A mid a generally clean bill of health, the International Monetary Fund's annual report on the New Zealand economy has highlighted risks posed by the housing market.
It considered monetary policy to be appropriately accommodative and it approved of the Government's planned pace of deficit reduction.
"It withdraws fiscal stimulus at the right time by making room for increases in reconstruction spending," the IMF said, though it added that the relatively modest level of public debt gave some scope to delay the planned deficit reduction should the economic outlook worsen sharply.
But much of the IMF's report was devoted to the housing market, which its modelling suggested was overvalued by about 25 per cent.
The ratio of house prices to incomes is 20 per cent above the (30-year) historic average and higher than in Australia, Britain or the United States.
Price-to-rent ratios showed an even larger overvaluation, it said.
From this high base house prices are rising again. The Real Estate Institute's housing price index, released on Monday, recorded an increase nationwide of 9.8 per cent in the year ended April, including 14.1 per cent in Auckland and 12.7 per cent in Christchurch.
"The recent price pick-up creates the risk of speculative demand that could induce price overshooting. Supply response will take time and increased demand is likely to continue," the IMF said.
House building fell sharply in the wake of the global financial crisis and as a share of gross domestic product has been below 4 per cent over the past five years - the lowest level in 40 years and low compared with other countries, particularly as New Zealand enjoys above-average population growth.
Citing the Productivity Commission's inquiry into housing affordability, the IMF noted that the cost of building materials and the cost of building a standard house were substantially higher than in Australia, and that productivity in the construction industry over the past 30 years had been poor compared with other NZ industries and other countries.
It suggested a lack of economies of scale was a significant barrier to productivity growth.
Meanwhile, the fall in mortgage rates to multi-decade lows had allowed people to take on more debt, despite high debt-to-income ratios.
New Zealand's unusually low household savings rates were a key factor in its persistent current account deficits (which reflect the gap between investment and national savings), the IMF said.
It pointed to work IMF staff did two years ago which suggested that house price inflation in New Zealand had been a significant driver of falling household savings rates.
New Zealand stood out as one of the few developed countries where individuals did not have access to any significantly tax-preferred saving vehicles other than property.

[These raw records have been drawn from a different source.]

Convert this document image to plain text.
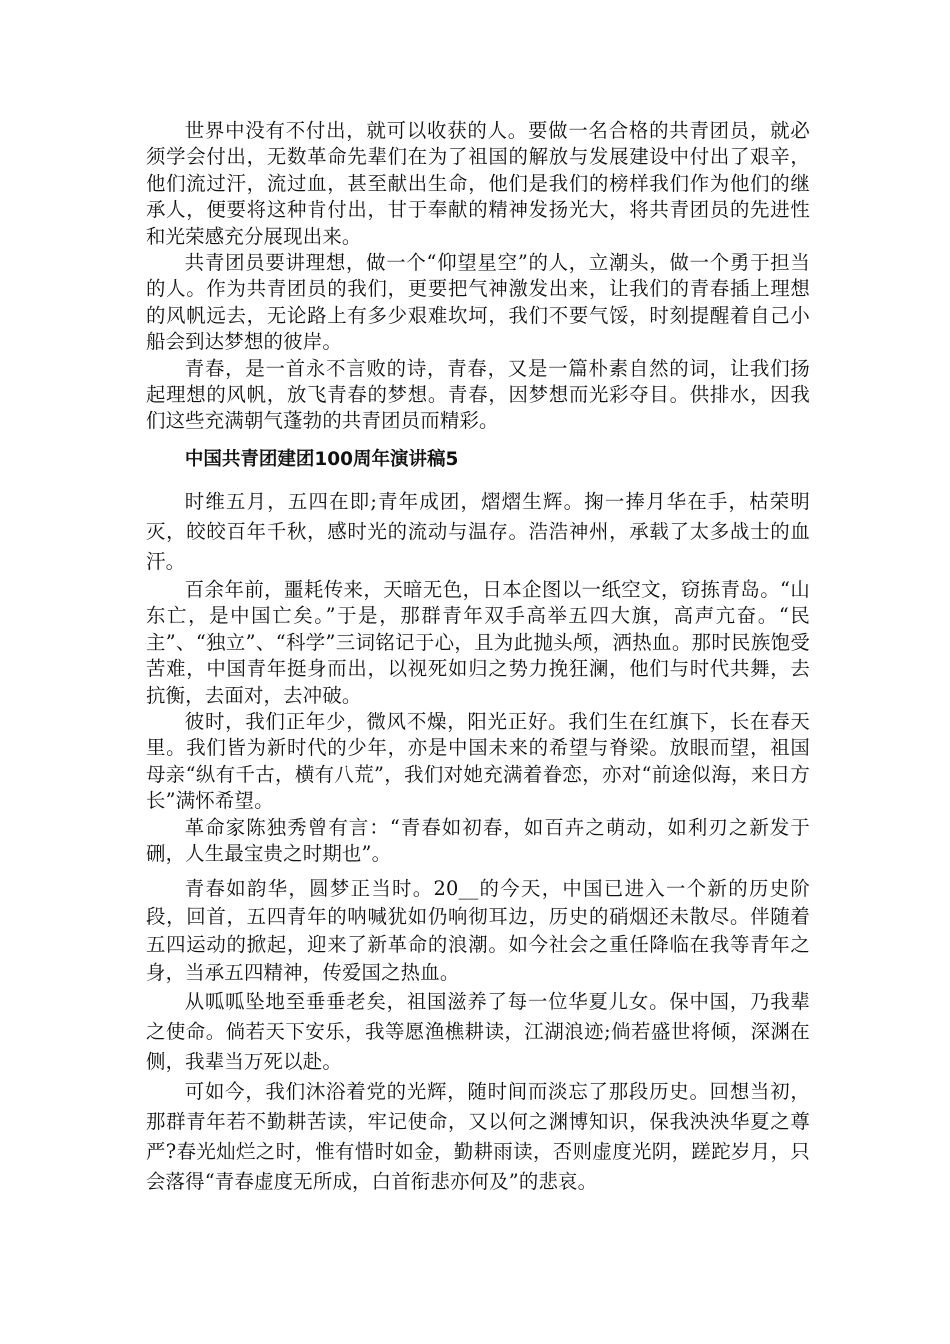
世界中没有不付出，就可以收获的人。要做一名合格的共青团员，就必须学会付出，无数革命先辈们在为了祖国的解放与发展建设中付出了艰辛，他们流过汗，流过血，甚至献出生命，他们是我们的榜样我们作为他们的继承人，便要将这种肯付出，甘于奉献的精神发扬光大，将共青团员的先进性和光荣感充分展现出来。

共青团员要讲理想，做一个“仰望星空”的人，立潮头，做一个勇于担当的人。作为共青团员的我们，更要把气神激发出来，让我们的青春插上理想的风帆远去，无论路上有多少艰难坎坷，我们不要气馁，时刻提醒着自己小船会到达梦想的彼岸。

青春，是一首永不言败的诗，青春，又是一篇朴素自然的词，让我们扬起理想的风帆，放飞青春的梦想。青春，因梦想而光彩夺目。供排水，因我们这些充满朝气蓬勃的共青团员而精彩。

中国共青团建团100周年演讲稿5

时维五月，五四在即;青年成团，熠熠生辉。掬一捧月华在手，枯荣明灭，皎皎百年千秋，感时光的流动与温存。浩浩神州，承载了太多战士的血汗。

百余年前，噩耗传来，天暗无色，日本企图以一纸空文，窃拣青岛。“山东亡，是中国亡矣。”于是，那群青年双手高举五四大旗，高声亢奋。“民主”、“独立”、“科学”三词铭记于心，且为此抛头颅，洒热血。那时民族饱受苦难，中国青年挺身而出，以视死如归之势力挽狂澜，他们与时代共舞，去抗衡，去面对，去冲破。

彼时，我们正年少，微风不燥，阳光正好。我们生在红旗下，长在春天里。我们皆为新时代的少年，亦是中国未来的希望与脊梁。放眼而望，祖国母亲“纵有千古，横有八荒”，我们对她充满着眷恋，亦对“前途似海，来日方长”满怀希望。

革命家陈独秀曾有言：“青春如初春，如百卉之萌动，如利刃之新发于硎，人生最宝贵之时期也”。

青春如韵华，圆梦正当时。20__的今天，中国已进入一个新的历史阶段，回首，五四青年的呐喊犹如仍响彻耳边，历史的硝烟还未散尽。伴随着五四运动的掀起，迎来了新革命的浪潮。如今社会之重任降临在我等青年之身，当承五四精神，传爱国之热血。

从呱呱坠地至垂垂老矣，祖国滋养了每一位华夏儿女。保中国，乃我辈之使命。倘若天下安乐，我等愿渔樵耕读，江湖浪迹;倘若盛世将倾，深渊在侧，我辈当万死以赴。

可如今，我们沐浴着党的光辉，随时间而淡忘了那段历史。回想当初，那群青年若不勤耕苦读，牢记使命，又以何之渊博知识，保我泱泱华夏之尊严?春光灿烂之时，惟有惜时如金，勤耕雨读，否则虚度光阴，蹉跎岁月，只会落得“青春虚度无所成，白首衔悲亦何及”的悲哀。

Overall, its structurally low household savings were likely to be a major reason for the persistently strong exchange rate, current account deficits and resulting high level of net external debt ($143 billion at the end of last year). But the return to budget surplus should increase national savings, the IMF said.
Finance Minister Bill English welcomed the fund's conclusion that fiscal policy strikes the right balance between backing economic growth and limiting growth in public debt.